Abstract

Cytochrome P450 (CYP) and uridine diphosphate glucuronosyltransferase (UGT) isoenzymes involved in riluzole oxidation and glucuronidation were characterized in (1) kinetic studies with human hepatic microsomes and isoenzyme-selective probes and (2) metabolic studies with genetically expressed human CYP isoenzymes from transfected B-lymphoblastoid and yeast cells. In vitro incubation of [¹⁴C]riluzole (15 μM) with human hepatic microsomes and NADPH or UDPGA cofactors resulted in formation of N-hydroxyriluzole (K_m = 30 μM) or an unidentified glucuroconjugate (K_m = 118 μM). Human microsomal riluzole N-hydroxylation was most strongly inhibited by the CYP1A2 inhibitor α-naphthoflavone (IC₅₀ = 0.42 μM). Human CYP1A2-expressing yeast microsomes generated N-hydroxyriluzole, whereas human CYP1A1-expressing yeast microsomes generated N-hydroxyriluzole, two additional hydroxylated derivatives and an O-dealkylated derivative. CYP1A2 was the only genetically expressed human P450 isoenzyme in B-lymphoblastoid microsomes to metabolize riluzole. Riluzole glucuronidation was inhibited most potently by propofol, a substrate for the human hepatic UGT HP4 (UGT1.8/9) isoenzyme.

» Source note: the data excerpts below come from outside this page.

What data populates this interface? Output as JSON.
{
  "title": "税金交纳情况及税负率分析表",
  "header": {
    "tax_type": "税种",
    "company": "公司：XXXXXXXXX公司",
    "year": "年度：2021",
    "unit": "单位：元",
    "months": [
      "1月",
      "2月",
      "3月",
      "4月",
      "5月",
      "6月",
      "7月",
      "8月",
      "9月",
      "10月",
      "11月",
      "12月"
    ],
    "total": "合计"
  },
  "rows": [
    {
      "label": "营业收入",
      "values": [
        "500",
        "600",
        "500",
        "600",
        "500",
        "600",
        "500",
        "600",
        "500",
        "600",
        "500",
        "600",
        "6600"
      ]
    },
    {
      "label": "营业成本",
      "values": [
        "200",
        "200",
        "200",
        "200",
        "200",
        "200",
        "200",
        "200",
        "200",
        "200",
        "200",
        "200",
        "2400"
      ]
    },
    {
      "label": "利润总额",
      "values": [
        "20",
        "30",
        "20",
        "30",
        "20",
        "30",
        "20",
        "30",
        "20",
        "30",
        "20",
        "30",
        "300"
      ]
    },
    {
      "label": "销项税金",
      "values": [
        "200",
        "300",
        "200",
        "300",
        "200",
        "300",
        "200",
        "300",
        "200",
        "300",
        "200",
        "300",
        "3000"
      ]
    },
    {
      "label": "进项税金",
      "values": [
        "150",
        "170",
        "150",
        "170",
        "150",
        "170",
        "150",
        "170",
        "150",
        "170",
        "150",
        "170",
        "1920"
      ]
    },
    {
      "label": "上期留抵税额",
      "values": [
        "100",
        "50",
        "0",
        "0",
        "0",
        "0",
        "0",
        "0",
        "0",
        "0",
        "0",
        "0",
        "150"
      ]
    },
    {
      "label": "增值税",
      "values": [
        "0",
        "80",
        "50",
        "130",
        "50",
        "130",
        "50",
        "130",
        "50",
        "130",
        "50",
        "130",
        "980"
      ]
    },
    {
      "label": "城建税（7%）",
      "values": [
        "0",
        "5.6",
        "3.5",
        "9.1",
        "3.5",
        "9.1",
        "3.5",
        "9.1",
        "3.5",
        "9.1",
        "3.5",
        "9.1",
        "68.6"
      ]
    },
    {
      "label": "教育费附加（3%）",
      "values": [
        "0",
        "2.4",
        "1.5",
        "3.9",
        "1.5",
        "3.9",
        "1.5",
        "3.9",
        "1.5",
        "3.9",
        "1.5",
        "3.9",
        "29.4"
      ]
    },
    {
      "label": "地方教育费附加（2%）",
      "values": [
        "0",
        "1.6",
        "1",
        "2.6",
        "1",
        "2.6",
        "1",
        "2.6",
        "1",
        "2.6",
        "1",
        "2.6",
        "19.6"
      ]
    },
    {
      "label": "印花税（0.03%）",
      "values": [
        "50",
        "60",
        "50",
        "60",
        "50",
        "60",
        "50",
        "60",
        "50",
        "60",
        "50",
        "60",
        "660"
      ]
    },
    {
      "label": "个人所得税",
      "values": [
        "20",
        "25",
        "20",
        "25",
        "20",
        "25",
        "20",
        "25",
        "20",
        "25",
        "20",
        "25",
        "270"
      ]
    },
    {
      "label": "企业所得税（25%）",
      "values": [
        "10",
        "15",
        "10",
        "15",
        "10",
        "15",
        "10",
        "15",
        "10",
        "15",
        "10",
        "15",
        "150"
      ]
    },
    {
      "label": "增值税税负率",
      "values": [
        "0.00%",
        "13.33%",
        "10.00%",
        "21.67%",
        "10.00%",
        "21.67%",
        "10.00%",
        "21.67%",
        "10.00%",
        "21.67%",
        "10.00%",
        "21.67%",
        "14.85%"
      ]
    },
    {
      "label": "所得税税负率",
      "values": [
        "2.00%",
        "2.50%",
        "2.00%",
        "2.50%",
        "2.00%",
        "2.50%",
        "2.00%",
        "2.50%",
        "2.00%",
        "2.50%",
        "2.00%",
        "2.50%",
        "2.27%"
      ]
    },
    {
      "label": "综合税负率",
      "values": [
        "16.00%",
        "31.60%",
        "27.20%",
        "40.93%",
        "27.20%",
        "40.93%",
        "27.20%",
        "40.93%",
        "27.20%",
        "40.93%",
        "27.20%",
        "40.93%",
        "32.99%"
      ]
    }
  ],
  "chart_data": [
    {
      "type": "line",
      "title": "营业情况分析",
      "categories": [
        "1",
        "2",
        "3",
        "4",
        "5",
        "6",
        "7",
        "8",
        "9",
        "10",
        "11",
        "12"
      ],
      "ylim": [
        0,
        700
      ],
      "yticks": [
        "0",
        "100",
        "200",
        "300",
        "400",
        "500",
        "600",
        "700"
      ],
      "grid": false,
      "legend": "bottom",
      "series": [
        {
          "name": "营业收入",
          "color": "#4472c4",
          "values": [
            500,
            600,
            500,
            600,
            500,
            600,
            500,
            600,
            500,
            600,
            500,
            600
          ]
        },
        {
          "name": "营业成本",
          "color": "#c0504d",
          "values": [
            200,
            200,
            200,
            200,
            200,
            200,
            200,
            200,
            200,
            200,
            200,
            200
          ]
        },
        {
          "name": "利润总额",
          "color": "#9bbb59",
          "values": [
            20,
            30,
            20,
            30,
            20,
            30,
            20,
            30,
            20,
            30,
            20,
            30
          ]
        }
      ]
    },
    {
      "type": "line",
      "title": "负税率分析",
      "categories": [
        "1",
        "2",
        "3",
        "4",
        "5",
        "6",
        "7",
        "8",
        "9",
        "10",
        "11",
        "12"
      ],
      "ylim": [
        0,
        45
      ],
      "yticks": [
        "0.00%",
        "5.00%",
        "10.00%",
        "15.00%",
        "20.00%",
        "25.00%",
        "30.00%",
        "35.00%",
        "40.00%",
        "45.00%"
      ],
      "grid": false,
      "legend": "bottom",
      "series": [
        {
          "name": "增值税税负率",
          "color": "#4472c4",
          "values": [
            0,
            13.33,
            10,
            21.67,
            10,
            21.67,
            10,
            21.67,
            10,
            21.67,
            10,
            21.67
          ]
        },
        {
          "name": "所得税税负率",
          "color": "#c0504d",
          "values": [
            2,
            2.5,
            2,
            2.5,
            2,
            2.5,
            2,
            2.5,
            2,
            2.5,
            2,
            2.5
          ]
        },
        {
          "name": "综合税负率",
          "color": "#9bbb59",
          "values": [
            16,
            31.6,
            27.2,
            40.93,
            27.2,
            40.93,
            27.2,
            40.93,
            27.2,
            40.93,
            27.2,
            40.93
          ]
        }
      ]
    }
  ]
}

In vitro, human hepatic microsomal hydroxylation of riluzole (15 μM) was weakly inhibited by amitriptyline, diclofenac, diazepam, nicergoline, clomipramine, imipramine, quinine and enoxacin (IC₅₀ ≈ 200–500 μM) and cimetidine (IC₅₀ = 940 μM). Riluzole (1 and 10 μM) produced a weak, concentration-dependent inhibition of CYP1A2 activity and showed competitive inhibition of methoxyresorufin O-demethylase. Thus, riluzole is predominantly metabolized by CYP1A2 in human hepatic microsomes to N-hydroxyriluzole; extrahepatic CYP1A1 can also be responsible for the formation of several other metabolites. Direct glucuronidation is a relatively minor metabolic route. In vivo, riluzole is unlikely to exhibit significant pharmacokinetic drug interaction with coadministered drugs that undergo phase I metabolism.